A Most Difficult Sermon

A Bed of Roses???

A reality in human life that is not, at least on the surface, complicated.  It is at the heart of what Jesus is teaching in the Sermon on the Mount, especially in that part of the sermon that we read in today's gospel.  What is the reality?  Most of us hear what we want to hear and hear it the way we want it to be heard.  To this human practice let's add the underlying force that Jesus sees in all that we should do, namely the power of love which is fitting on this Valentine Day weekend.

One of the topics that Jesus included in the Sermon on the Mount is the relationship between married couples.  Hopefully most spouses maintain the wedding day promise to remain faithful to each other "until death do us part."  Yet, those marriage vows aside, how many spouses make the serious and at times difficult work to strengthen the deep, passionate love that makes a marriage successful and rewarding?  You and I, we know of so many marriages that are simply spouses living under the same roof and that's about the extent of the relationship.  Long gone is the reality of "a happy marriage" because one or both spouses pay no attention to the desires of the other for the love that is necessary for a marriage to be what it was meant to be.

A second topic that Jesus puts before the people is the matter of murder, that commandment that so much more depth than most people realize even today.  Murder is the worst possible expression of a relationship between two people.  It makes people shudder.  But what Jesus is teaching is this:  taking another person's life is the ultimate human disrespect.  Dr. Martin Luther King once remarked that "You can kill a person without killing that person."  He was speaking about anger that develops between two people.  He was speaking about what we say about other behind their backs.  That is the sharpest sword or the most cutting sword we possess.  Anger left unchecked can ultimately result in the read death of another person.

Likewise one of the current woes of our society, abortion, is a manifestation of anger, of lacking respect for the unborn life that is usually kicking his or her way to freedom from its birth place in his or her mother's womb, the way God planned for his or her arrival into this world.  The tragedies of abortion in our world today are examples of a deeply seated lack of respect for human life.

A third topic that Jesus puts before the listening crowd and even us today is a sin that is so prevalent that few people think it to be a sin.  As one spiritual writer declared in his writing:  lust is everywhere in our modern culture ... the tv, the movies, the Internet ... and in so many direct and indirect ways.  Jesus condemns more than adultery.  He directly attacks the power of Satan that lures human beings to the experiences of lust.  He does what he can to convince people that adultery is wrong sexual activity between two people.  He reminds his hearers that lust is as dehumanizing and unholy as adultery because while it is so secret, so much a personal, internal activity, it demonstrates a complete lack of respect for another person.

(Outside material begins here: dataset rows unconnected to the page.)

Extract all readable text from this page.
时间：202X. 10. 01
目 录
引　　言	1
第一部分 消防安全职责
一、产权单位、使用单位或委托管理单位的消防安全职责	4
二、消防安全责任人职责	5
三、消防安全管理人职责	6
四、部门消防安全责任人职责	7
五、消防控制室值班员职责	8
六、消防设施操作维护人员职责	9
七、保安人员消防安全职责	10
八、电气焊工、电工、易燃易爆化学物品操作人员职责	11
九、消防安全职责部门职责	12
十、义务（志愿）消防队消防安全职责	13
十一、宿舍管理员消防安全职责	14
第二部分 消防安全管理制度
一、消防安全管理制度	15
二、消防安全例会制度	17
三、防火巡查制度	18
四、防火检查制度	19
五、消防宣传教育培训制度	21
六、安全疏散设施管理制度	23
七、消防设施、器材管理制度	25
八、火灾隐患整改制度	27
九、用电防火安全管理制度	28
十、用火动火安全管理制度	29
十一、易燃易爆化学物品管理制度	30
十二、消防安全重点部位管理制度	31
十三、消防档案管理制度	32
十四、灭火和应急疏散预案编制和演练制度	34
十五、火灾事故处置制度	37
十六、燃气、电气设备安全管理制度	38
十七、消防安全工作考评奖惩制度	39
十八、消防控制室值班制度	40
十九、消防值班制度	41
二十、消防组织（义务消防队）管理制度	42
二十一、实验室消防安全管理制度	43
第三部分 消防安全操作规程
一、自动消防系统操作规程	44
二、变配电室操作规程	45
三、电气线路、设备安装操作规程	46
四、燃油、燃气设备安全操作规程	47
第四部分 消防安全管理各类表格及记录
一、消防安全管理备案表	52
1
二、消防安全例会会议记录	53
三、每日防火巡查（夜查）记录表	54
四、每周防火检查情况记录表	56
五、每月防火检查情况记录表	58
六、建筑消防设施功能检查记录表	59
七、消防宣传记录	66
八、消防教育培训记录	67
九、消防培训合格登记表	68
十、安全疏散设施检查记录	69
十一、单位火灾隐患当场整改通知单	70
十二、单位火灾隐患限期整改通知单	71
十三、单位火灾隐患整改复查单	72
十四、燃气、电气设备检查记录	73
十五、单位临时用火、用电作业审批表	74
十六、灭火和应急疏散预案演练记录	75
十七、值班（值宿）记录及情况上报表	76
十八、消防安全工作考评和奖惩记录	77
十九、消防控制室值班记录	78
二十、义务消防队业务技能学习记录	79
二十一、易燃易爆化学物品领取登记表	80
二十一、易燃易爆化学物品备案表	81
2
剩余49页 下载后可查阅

Lastly, Jesus speaks about the importance of the value of a person's word.  He uses the matter of swearing to treat this topic.  We don't need to swear he said.  He is teaching what used to be the way people said what was in their hearts:  a handshake was a signal to another person that what was being said was coming from the person's heart.  A person's word was an expression of his or her intention to do exactly what was being said or promised.  In essence Jesus was saying your promise have to be more than the wind that comes from the throat when speaking to another person.  And just think how lying and deceitfulness are so abundant in our culture.

So, the Sermon on the Mount is some of Jesus' most direct and difficult teaching.  It is in this particular teaching session that Jesus genuinely makes us confront the reality of Original Sin that exists in human nature.  It is a reminder to us today that all of us have struggles if we truly want to follow the will of God for us.  Being a genuine Christian, a genuine follower of Jesus Christ is not easy.  It is a true challenge that we have to hear not just what we want to hear but that we have to hear what Jesus is teaching us because it is the Father's will for us.  Life is not always a bed of roses!